One out of three of us deals with major depression at some point in life and, according to the World Health Organization, by 2020 depression will be the second largest health issue worldwide. Depression can be defined as a mix of negative feelings, thoughts, mood, behavior and physical symptoms apparently caused by unpleasant experiences. "Apparently" is the magic word that allows mindfulness to eliminate depression.

As shown decades ago by the scientist Aaron Beck, not the events themselves give us a certain state of mind, but our thoughts on them. Clinical experience has also shown that people facing an episode of major depression are very likely to enter the so-called downward spiral, by reactivating the negative thoughts periodically.

Mindfulness arose as a tool to break depression patterns after the researchers Zindel Segal, Mark Williams and John Teasdale had developed Mindfulness-based Cognitive Therapy (MBCT). This is an eight weeks program combining Buddhist meditation exercises and cognitive behavioral therapy (which focuses on the link between negative thoughts and negative emotions) in order to teach people the patterns of their mind and how to recognize when they are heading to a depression. Through mindfulness, a relapse into depression can be avoided by breaking the "events " "negative thoughts " negative emotions" chain and replacing the critical thinking with a non-judgmental one.

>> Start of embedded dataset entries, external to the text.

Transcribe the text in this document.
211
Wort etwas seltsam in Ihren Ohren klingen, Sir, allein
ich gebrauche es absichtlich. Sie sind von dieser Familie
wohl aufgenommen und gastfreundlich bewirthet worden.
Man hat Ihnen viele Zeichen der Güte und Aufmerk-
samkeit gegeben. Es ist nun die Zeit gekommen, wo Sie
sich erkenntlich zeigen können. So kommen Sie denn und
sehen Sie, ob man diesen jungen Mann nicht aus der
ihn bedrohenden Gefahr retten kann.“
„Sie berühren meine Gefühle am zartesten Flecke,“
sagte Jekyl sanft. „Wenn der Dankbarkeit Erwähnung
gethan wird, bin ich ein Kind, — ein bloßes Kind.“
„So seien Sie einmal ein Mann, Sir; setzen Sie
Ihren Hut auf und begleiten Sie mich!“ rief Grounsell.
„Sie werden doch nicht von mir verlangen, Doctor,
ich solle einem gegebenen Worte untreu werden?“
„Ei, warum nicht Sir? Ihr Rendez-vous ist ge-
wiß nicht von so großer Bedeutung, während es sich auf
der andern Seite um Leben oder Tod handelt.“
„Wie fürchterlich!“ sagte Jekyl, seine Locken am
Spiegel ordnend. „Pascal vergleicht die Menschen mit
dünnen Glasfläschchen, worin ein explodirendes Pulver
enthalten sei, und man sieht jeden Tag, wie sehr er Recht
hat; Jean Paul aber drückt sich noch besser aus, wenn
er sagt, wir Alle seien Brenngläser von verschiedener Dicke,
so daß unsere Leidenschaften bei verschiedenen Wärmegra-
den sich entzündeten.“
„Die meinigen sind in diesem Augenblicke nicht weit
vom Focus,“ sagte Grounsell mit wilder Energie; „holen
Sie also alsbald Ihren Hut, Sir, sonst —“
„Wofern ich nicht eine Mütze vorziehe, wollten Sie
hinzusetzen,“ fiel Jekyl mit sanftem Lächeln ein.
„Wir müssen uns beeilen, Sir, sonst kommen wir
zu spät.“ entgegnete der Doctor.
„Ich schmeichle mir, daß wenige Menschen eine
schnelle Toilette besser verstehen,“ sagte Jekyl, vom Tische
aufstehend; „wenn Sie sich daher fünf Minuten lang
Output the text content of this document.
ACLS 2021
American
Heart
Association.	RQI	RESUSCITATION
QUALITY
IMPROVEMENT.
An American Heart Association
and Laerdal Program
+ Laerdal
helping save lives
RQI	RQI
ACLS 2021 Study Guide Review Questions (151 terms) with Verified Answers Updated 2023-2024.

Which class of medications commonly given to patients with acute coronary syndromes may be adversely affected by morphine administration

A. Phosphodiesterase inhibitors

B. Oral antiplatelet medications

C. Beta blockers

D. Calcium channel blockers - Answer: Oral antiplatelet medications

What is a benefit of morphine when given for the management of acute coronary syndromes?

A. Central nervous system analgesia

One reason for people being drawn into depression over and over again is, paradoxically, the strong desire to escape the bad mood and to achieve happiness. Mindfulness helps escape depression by blowing up the myth of happiness as a goal. The Buddhist monk Matthieu Ricard was saying that happiness is a skill to be learned. This is exactly how mindfulness leads you out of depression: by teaching you to build happiness through pure awareness of your experiences, thoughts and emotions and by accepting them as they are, without any judgment in terms of good or bad.

The efficiency of mindfulness in fighting depression was confirmed by scientists. According to a study published at the end of 2008, MBCT not only reduces significantly the chances of relapse, but it is also a cost-effective and viable alternative for the treatment based on drugs.

In spite of its proven efficiency, when deciding to go for mindfulness to exit depression, there are two key-factors to take into account: timing and the amount of commitment and focus that it requires. According to a study conducted by the researcher Alisa Singer from Calgary University, 40% of people simply cannot apply mindfulness to their thinking. Starting mindfulness meditation for treating depression is never advisable when we are in the middle of a relapse episode because a possible failure in embracing mindfulness leads to an even deeper depression.

Depression is maybe the most isolating human experience because it seems to build a wall between you and the world. But in fact the wall is between you and yourself. Between you and your own thoughts. Mindfulness can take you out of depression by breaking this wall and teaching you to come to terms with yourself and accepting everything as it is: pure experiences, thoughts, emotions that you have to go through.